Baltimore
Special educators should “take the lead’’ in helping to carry out President Bush’s America 2000 plan for reforming education, Secretary of Education Lamar Alexander said last week.
But his remarks, made here during a national meeting of the Council for Exceptional Children, failed to allay the fears of some special educators that children with disabilities will be left out of the national education-goals movement.
That issue was a major topic of discussion among the 5,000 special educators meeting here. Participants said they fear disabled children will not be able to meet proposed new national student-achievement standards, or will be automatically excluded from proposed national-assessment plans.
Mr.

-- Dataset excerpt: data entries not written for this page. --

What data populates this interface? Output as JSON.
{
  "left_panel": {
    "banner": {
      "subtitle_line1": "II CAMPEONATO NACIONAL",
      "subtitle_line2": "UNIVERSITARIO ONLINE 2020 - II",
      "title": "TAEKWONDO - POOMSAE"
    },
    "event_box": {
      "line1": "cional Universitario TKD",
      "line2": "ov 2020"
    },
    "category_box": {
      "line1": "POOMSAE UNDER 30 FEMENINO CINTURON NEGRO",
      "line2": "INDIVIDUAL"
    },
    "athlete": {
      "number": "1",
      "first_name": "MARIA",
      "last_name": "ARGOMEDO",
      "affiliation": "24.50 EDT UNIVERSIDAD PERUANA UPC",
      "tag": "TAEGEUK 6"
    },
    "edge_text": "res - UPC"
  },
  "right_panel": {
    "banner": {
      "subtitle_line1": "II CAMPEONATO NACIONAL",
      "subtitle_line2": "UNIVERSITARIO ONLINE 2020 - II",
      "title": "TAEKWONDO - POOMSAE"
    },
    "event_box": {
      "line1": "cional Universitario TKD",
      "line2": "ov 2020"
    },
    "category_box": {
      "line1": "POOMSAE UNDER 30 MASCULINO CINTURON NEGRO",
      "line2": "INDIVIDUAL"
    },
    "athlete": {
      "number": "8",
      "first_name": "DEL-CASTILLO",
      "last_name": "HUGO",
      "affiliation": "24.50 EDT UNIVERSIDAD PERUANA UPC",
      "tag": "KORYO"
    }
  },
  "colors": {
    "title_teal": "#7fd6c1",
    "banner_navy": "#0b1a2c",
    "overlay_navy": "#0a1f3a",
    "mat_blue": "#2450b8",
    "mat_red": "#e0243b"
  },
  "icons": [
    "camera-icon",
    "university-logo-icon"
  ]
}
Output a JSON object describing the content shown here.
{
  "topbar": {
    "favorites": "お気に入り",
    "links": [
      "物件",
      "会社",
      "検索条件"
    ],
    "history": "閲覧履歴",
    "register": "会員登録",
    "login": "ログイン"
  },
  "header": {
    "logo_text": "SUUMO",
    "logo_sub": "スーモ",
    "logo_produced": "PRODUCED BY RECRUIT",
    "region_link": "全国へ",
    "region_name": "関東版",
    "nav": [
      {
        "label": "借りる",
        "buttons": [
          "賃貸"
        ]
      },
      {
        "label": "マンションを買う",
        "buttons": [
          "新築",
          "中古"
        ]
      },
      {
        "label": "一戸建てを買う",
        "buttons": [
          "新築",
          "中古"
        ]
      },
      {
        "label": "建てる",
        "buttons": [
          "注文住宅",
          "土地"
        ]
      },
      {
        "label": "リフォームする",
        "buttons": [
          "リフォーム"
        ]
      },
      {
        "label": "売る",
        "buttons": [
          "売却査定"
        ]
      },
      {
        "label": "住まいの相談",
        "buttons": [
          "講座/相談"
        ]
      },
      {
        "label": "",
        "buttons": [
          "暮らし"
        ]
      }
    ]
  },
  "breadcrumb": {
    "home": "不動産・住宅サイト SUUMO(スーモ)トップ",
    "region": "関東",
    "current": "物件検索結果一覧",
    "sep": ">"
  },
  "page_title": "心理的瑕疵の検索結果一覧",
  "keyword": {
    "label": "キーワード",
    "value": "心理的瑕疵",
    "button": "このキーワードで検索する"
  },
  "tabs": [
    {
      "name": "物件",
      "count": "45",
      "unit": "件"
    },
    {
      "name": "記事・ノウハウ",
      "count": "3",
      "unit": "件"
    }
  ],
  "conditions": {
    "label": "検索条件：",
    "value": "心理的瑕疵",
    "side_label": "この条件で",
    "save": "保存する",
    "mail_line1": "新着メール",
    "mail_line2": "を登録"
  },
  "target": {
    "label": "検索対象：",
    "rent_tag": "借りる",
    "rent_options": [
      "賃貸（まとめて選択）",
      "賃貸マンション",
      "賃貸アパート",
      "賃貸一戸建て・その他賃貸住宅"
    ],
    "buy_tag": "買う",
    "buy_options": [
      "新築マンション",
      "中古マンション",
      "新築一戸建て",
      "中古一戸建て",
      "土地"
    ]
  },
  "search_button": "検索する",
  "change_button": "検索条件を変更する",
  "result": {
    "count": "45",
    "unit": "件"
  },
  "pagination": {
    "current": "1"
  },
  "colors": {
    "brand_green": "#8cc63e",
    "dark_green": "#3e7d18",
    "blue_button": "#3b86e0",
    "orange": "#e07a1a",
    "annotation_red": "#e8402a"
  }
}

Alexander told the group, however, that those efforts are meant to include all students.
Asking where special education fits in the President’s plan, the Secretary said, is “the wrong question.’'
“Don’t fit; be the leader,’' he said.
“Who else has done more with technology?’' he asked. “To try to involve parents?’'
“Who else has seen the need for early intervention?’' he added.
To ensure the field’s involvement, the Secretary said the Education Department will form a national network of special educators to work with the communities that win grants from the privately funded New American Schools Development Corporation to create “break the mold’’ schools. Within the department, he noted, special educators are also being included on teams formed to carry out the first of the national education goals: making sure all children start school “ready to learn.’'
Mr. Alexander said the department had also organized meetings between special-education groups and the panels making recommendations for national student-achievement standards and a national assessment system.
Several special educators at the conference said they viewed Mr. Alexander’s remarks as a sign of “progress’’ in ensuring that their concerns were being heard by federal officials. But, they said, the Secretary did not go far enough.
“Suggesting that we as special educators should take the lead was an endorsement--if not a charge--for what we’re doing,’' said Ronald J. Anderson, the president of the Council for Exceptional Children and a special educator from North Carolina.
“What public officials sometimes forget is, if we’re going to talk about including all students, we have to define what ‘all’ is,’' he added.